As a political reporter for the New Republic and other journals during the early 1930s, Dos Passos covered labor flareups, political conventions, the Depression, and the New Deal. His fundamental distrust of organized society extended to organizations as well, and despite his sympathy with many Communist causes he was always a maverick rather than a party radical. In 1934 an overt rift developed between Dos Passos and the Communist movement, and it marked the beginning of a long shift to the right in his political sympathies.
In 1940 Dos Passos became active in behalf of political refugees, and during World War II did a good deal of war writing, principally for Harper's and Life magazines, for whom he later covered the postwar Nuremberg trials.
By the 1950s, his political views had changed dramatically, and he had become more conservative. In the 1960s, he campaigned for presidential candidates Barry Goldwater and Richard M. Nixon.
Views
Quotations:
"People don't choose their careers; they are engulfed by them. "
"What is the use being a big man if you are wrong?"
"Love is cheap. You can buy it anywhere. Lives are cheap. It's money that's dear. You have to work days and sit up nights thinking how to make money. "
"The mind cannot support moral chaos for long. Men are under as strong a compulsion to invent an ethical setting for their behavior as spiders are to weave themselves webs. "
"Apathy is one of the characteristic responses of any living organism when it is subjected to stimuli too intense or too complicated to cope with. The cure for apathy is comprehension. "
"Breaking with old friends is one of the most painful of the changes in all that piling up of a multitude of small distasteful changes that constitutes growing older. "
"The creation of a world view is the work of a generation rather than of an individual, but we each of us, for better or for worse, add our brick to the edifice. "
"If I were sufficiently romantic I suppose I'd have killed myself long ago just to make people talk about me. I haven't even got the conviction to make a successful drunkard. "
"A satirist is a man whose flesh creeps so at the ugly and the savage and the incongruous aspects of society that he has to express them as brutally and nakedly as possible in order to get relief. "
"If there is a special Hell for writers it would be in the forced contemplation of their own works. "
Membership
In 1947, he was elected to the American Academy of Arts and Letters.
Personality
In a 1947 auto accident Dos Passos lost an eye.
Interests
Before becoming a leading novelist of his day, John Dos Passos sketched and painted. During the summer of 1922, he studied at Hamilton Easter Field's art colony in Ogunquit, Maine. Many of his books published during the ensuing ten years used jackets and illustrations that Dos Passos created. Influenced by various movements, he merged elements of Impressionism, Expressionism, and Cubism to create his own unique style.
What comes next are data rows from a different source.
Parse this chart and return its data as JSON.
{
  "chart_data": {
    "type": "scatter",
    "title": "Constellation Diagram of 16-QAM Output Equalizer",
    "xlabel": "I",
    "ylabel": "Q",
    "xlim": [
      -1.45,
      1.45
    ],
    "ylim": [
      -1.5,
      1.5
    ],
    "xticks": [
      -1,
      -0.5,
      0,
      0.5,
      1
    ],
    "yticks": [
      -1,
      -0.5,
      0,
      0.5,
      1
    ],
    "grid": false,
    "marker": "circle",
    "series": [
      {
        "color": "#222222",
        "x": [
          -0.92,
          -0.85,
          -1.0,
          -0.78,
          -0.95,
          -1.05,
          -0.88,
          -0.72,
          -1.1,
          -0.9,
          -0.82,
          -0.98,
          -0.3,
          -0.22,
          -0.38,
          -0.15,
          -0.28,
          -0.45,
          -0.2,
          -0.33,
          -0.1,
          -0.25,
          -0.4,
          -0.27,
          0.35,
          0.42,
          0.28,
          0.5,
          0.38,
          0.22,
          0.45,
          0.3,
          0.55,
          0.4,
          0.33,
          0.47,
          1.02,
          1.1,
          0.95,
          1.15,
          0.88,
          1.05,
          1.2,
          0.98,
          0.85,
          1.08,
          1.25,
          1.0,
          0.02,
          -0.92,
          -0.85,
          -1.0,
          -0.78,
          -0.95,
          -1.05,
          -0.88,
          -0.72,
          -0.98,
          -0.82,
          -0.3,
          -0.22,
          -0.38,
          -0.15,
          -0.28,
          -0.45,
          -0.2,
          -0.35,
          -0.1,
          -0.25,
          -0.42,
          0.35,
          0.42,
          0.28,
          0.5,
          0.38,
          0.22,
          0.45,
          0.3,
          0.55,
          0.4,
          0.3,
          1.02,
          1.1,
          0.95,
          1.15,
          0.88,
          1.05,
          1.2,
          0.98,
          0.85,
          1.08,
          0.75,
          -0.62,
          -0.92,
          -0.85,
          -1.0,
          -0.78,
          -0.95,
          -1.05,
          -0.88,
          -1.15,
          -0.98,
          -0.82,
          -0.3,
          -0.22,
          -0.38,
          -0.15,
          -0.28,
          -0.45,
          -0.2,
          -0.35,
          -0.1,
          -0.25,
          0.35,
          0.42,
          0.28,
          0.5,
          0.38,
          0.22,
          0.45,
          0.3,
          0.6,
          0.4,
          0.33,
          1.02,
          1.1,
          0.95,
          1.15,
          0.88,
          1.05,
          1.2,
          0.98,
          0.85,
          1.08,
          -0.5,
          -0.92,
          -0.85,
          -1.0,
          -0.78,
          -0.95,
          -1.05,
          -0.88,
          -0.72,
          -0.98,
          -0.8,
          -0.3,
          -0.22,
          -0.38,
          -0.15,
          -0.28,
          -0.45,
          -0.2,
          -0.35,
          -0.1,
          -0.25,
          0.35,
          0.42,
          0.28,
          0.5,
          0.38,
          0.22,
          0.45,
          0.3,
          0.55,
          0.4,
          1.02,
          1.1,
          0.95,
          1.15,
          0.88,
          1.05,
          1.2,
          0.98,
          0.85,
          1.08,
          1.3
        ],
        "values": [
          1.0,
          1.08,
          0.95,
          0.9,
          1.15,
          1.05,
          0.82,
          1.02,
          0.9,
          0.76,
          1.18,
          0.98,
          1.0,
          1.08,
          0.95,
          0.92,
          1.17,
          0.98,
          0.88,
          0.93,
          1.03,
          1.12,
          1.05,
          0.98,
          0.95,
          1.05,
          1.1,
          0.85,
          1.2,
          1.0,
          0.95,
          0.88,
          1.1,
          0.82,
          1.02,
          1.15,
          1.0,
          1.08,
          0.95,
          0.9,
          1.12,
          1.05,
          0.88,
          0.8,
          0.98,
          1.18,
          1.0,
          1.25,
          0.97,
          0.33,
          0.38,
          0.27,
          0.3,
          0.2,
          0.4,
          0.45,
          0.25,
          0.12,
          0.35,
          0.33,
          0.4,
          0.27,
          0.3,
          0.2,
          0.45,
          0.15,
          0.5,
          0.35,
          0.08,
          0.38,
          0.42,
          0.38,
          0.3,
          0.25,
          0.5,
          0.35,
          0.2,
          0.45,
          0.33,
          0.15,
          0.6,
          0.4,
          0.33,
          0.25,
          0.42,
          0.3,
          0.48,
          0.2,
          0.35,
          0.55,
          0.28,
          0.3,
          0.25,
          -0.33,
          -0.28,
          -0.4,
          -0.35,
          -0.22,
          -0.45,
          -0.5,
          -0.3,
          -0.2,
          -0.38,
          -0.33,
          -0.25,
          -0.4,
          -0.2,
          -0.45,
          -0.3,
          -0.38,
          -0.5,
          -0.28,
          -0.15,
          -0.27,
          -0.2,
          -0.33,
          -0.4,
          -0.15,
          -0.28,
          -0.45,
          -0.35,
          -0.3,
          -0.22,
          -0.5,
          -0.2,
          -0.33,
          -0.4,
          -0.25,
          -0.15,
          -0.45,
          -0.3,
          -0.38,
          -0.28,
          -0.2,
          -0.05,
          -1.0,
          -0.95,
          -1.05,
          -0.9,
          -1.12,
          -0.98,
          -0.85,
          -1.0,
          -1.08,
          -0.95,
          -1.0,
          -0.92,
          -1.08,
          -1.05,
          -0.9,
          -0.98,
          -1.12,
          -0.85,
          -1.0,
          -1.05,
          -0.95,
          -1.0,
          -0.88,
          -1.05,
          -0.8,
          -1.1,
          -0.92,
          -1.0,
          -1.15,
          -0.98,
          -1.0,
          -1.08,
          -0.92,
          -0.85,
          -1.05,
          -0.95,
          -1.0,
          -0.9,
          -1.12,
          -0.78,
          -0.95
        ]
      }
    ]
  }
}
And his work evolved with his first exhibition at New York's National Arts Club in 1922 and the following year at Gertrude Vanderbilt Whitney's Studio Club in New York City.
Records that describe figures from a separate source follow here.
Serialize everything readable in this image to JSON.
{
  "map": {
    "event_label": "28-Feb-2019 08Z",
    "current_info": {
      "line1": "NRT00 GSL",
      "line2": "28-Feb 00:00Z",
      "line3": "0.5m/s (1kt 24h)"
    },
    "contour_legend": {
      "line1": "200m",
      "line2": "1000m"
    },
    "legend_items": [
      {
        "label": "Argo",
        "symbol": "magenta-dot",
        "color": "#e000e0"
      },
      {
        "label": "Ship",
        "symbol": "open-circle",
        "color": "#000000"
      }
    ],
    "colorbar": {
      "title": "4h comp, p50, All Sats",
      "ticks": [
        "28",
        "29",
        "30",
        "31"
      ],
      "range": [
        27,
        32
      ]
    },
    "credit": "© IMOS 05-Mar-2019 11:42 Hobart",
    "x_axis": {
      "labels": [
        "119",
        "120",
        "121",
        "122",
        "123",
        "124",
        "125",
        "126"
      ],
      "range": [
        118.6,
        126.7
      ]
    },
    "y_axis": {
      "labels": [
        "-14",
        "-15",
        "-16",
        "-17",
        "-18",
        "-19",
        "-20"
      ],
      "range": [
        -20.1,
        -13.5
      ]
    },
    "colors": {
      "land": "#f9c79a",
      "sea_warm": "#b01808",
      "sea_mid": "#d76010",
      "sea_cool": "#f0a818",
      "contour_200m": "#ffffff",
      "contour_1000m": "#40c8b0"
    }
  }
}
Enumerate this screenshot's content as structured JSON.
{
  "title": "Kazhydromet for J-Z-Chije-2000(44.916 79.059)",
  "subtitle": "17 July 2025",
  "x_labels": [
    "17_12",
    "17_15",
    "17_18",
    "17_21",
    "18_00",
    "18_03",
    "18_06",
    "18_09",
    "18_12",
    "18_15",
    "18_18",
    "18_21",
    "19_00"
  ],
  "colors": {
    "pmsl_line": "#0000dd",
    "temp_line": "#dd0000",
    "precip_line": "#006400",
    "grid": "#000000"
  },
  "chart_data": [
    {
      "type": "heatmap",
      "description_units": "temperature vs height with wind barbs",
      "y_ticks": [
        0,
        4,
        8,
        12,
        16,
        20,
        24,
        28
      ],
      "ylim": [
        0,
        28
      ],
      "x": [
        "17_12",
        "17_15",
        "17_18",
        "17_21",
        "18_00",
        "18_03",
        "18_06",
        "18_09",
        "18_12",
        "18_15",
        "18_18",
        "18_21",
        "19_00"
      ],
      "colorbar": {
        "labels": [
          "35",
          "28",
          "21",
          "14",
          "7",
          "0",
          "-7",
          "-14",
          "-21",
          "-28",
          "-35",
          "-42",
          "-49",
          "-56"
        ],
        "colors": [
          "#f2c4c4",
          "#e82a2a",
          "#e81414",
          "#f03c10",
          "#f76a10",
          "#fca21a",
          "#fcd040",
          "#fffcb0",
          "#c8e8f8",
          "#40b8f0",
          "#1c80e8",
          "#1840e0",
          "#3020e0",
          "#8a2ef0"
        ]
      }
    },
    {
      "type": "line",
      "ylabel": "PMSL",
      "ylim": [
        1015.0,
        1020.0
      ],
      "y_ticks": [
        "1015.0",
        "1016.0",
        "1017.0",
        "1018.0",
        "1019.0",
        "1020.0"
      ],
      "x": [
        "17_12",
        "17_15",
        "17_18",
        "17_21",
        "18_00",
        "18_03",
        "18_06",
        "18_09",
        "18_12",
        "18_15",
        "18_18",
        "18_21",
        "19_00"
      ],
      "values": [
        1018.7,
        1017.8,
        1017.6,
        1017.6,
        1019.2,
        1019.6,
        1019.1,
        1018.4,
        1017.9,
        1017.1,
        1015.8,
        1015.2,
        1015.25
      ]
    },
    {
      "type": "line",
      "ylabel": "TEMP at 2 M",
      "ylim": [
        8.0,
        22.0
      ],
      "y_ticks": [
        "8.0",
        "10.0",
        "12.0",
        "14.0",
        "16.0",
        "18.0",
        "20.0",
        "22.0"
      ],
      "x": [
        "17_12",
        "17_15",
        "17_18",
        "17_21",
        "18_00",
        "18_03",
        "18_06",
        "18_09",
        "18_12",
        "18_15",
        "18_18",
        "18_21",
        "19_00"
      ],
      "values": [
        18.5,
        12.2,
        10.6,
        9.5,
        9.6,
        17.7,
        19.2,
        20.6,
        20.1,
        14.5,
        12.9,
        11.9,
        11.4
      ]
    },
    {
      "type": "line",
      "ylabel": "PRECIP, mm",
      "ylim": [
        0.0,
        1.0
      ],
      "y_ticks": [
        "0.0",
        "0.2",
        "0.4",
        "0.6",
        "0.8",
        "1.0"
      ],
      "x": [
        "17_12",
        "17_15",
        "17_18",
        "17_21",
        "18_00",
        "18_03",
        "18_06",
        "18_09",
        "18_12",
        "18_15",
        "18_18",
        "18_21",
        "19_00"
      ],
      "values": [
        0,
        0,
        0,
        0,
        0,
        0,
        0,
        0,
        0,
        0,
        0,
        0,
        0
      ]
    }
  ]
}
While Dos Passos never gained recognition as a great artist, he continued to paint throughout his lifetime and his body of work was well respected. His art most often reflected his travels in Spain, Mexico, North Africa, plus the streets and cafés of the Montparnasse Quarter of Paris that he had frequented with good friends Fernand Léger, Ernest Hemingway, Blaise Cendrars, and others.
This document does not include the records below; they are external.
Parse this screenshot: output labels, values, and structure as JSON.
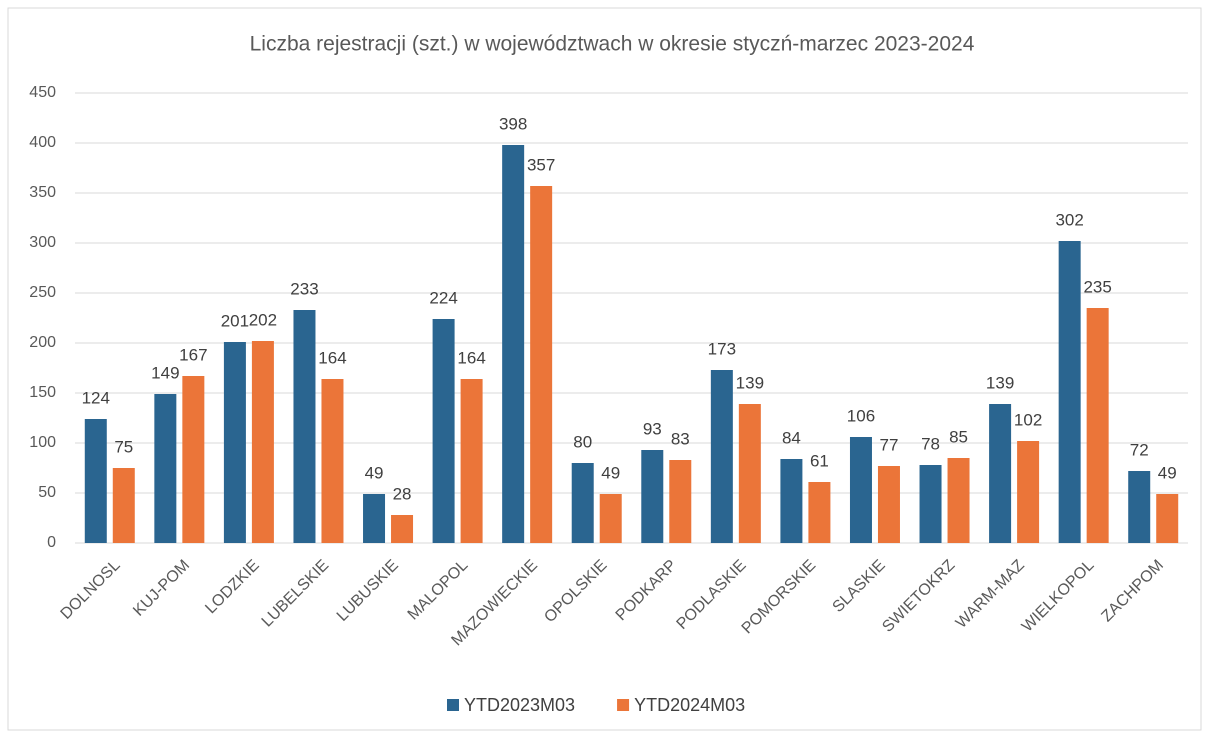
{
  "chart_data": {
    "type": "bar",
    "title": "Liczba rejestracji (szt.) w województwach w okresie styczń-marzec 2023-2024",
    "categories": [
      "DOLNOSL",
      "KUJ-POM",
      "LODZKIE",
      "LUBELSKIE",
      "LUBUSKIE",
      "MALOPOL",
      "MAZOWIECKIE",
      "OPOLSKIE",
      "PODKARP",
      "PODLASKIE",
      "POMORSKIE",
      "SLASKIE",
      "SWIETOKRZ",
      "WARM-MAZ",
      "WIELKOPOL",
      "ZACHPOM"
    ],
    "series": [
      {
        "name": "YTD2023M03",
        "color": "#2a6590",
        "values": [
          124,
          149,
          201,
          233,
          49,
          224,
          398,
          80,
          93,
          173,
          84,
          106,
          78,
          139,
          302,
          72
        ]
      },
      {
        "name": "YTD2024M03",
        "color": "#eb7539",
        "values": [
          75,
          167,
          202,
          164,
          28,
          164,
          357,
          49,
          83,
          139,
          61,
          77,
          85,
          102,
          235,
          49
        ]
      }
    ],
    "ylim": [
      0,
      450
    ],
    "yticks": [
      0,
      50,
      100,
      150,
      200,
      250,
      300,
      350,
      400,
      450
    ],
    "grid": true,
    "legend": "bottom"
  }
}
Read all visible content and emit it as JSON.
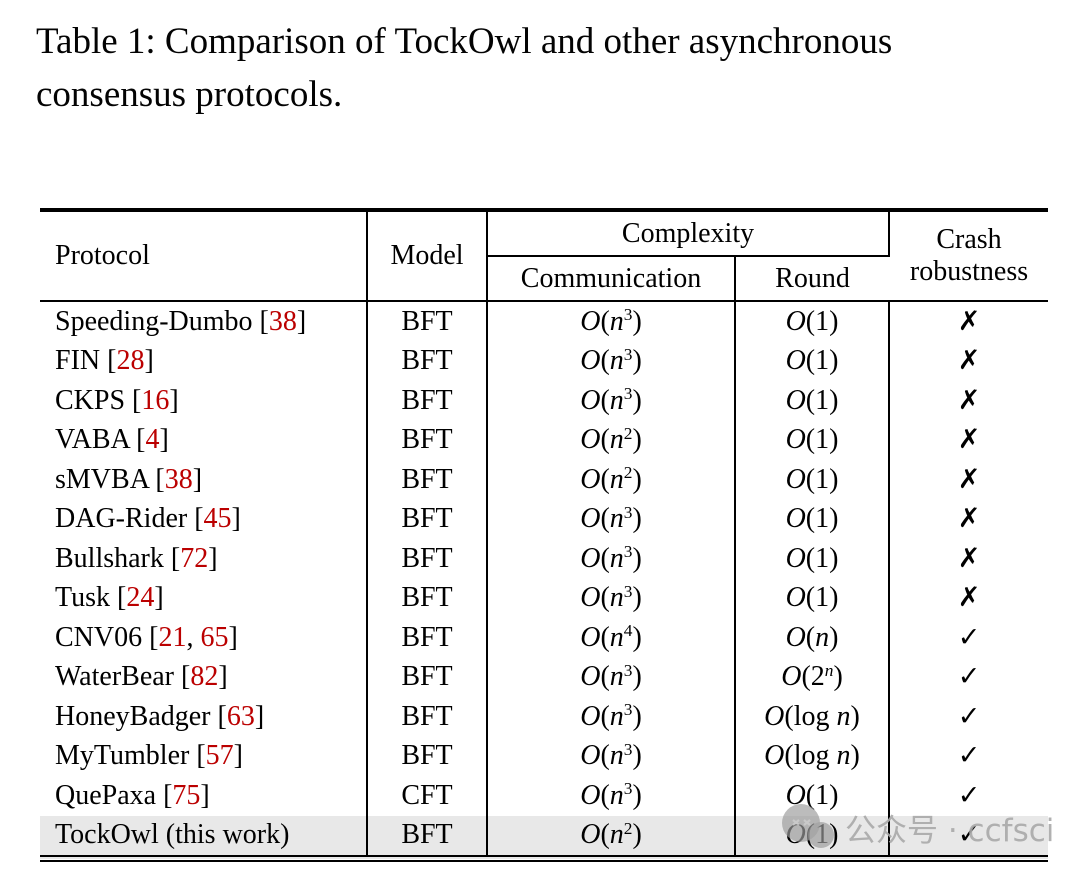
{
  "title": "Table 1: Comparison of TockOwl and other asynchronous consensus protocols.",
  "table": {
    "headers": {
      "protocol": "Protocol",
      "model": "Model",
      "complexity": "Complexity",
      "communication": "Communication",
      "round": "Round",
      "crash_line1": "Crash",
      "crash_line2": "robustness"
    },
    "rows": [
      {
        "name": "Speeding-Dumbo",
        "cites": [
          "38"
        ],
        "model": "BFT",
        "communication": "O(n^3)",
        "round": "O(1)",
        "crash": "no",
        "highlight": false
      },
      {
        "name": "FIN",
        "cites": [
          "28"
        ],
        "model": "BFT",
        "communication": "O(n^3)",
        "round": "O(1)",
        "crash": "no",
        "highlight": false
      },
      {
        "name": "CKPS",
        "cites": [
          "16"
        ],
        "model": "BFT",
        "communication": "O(n^3)",
        "round": "O(1)",
        "crash": "no",
        "highlight": false
      },
      {
        "name": "VABA",
        "cites": [
          "4"
        ],
        "model": "BFT",
        "communication": "O(n^2)",
        "round": "O(1)",
        "crash": "no",
        "highlight": false
      },
      {
        "name": "sMVBA",
        "cites": [
          "38"
        ],
        "model": "BFT",
        "communication": "O(n^2)",
        "round": "O(1)",
        "crash": "no",
        "highlight": false
      },
      {
        "name": "DAG-Rider",
        "cites": [
          "45"
        ],
        "model": "BFT",
        "communication": "O(n^3)",
        "round": "O(1)",
        "crash": "no",
        "highlight": false
      },
      {
        "name": "Bullshark",
        "cites": [
          "72"
        ],
        "model": "BFT",
        "communication": "O(n^3)",
        "round": "O(1)",
        "crash": "no",
        "highlight": false
      },
      {
        "name": "Tusk",
        "cites": [
          "24"
        ],
        "model": "BFT",
        "communication": "O(n^3)",
        "round": "O(1)",
        "crash": "no",
        "highlight": false
      },
      {
        "name": "CNV06",
        "cites": [
          "21",
          "65"
        ],
        "model": "BFT",
        "communication": "O(n^4)",
        "round": "O(n)",
        "crash": "yes",
        "highlight": false
      },
      {
        "name": "WaterBear",
        "cites": [
          "82"
        ],
        "model": "BFT",
        "communication": "O(n^3)",
        "round": "O(2^n)",
        "crash": "yes",
        "highlight": false
      },
      {
        "name": "HoneyBadger",
        "cites": [
          "63"
        ],
        "model": "BFT",
        "communication": "O(n^3)",
        "round": "O(log n)",
        "crash": "yes",
        "highlight": false
      },
      {
        "name": "MyTumbler",
        "cites": [
          "57"
        ],
        "model": "BFT",
        "communication": "O(n^3)",
        "round": "O(log n)",
        "crash": "yes",
        "highlight": false
      },
      {
        "name": "QuePaxa",
        "cites": [
          "75"
        ],
        "model": "CFT",
        "communication": "O(n^3)",
        "round": "O(1)",
        "crash": "yes",
        "highlight": false
      },
      {
        "name": "TockOwl (this work)",
        "cites": [],
        "model": "BFT",
        "communication": "O(n^2)",
        "round": "O(1)",
        "crash": "yes",
        "highlight": true
      }
    ]
  },
  "marks": {
    "yes": "✓",
    "no": "✗"
  },
  "watermark": {
    "icon": "wechat-official-account-icon",
    "text": "公众号 · ccfsci"
  },
  "colors": {
    "citation_red": "#bb0000",
    "highlight_row": "#e8e8e8",
    "watermark_gray": "#a9a9a9",
    "rule_black": "#000000"
  }
}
Between 1925 and 1927, Dos Passos wrote plays as well as created posters and set designs for the New Playwrights Theatre in New York City. In his later years, his attention turned to painting scenes around his residences in Maine and Virginia.
In early 2001, an exhibition titled The Art of John Dos Passos opened at the Queens Borough Library in New York City. It toured to several locations throughout the United States.
Connections
An automobile accident killed his wife of 18 years, Katharine Smith, and cost him the sight in one eye. The couple had no children. Dos Passos married Elizabeth Hamlyn Holdridge (1909–1998) in 1949, by whom he had one daughter, Lucy Hamlin Dos Passos (b. 1950).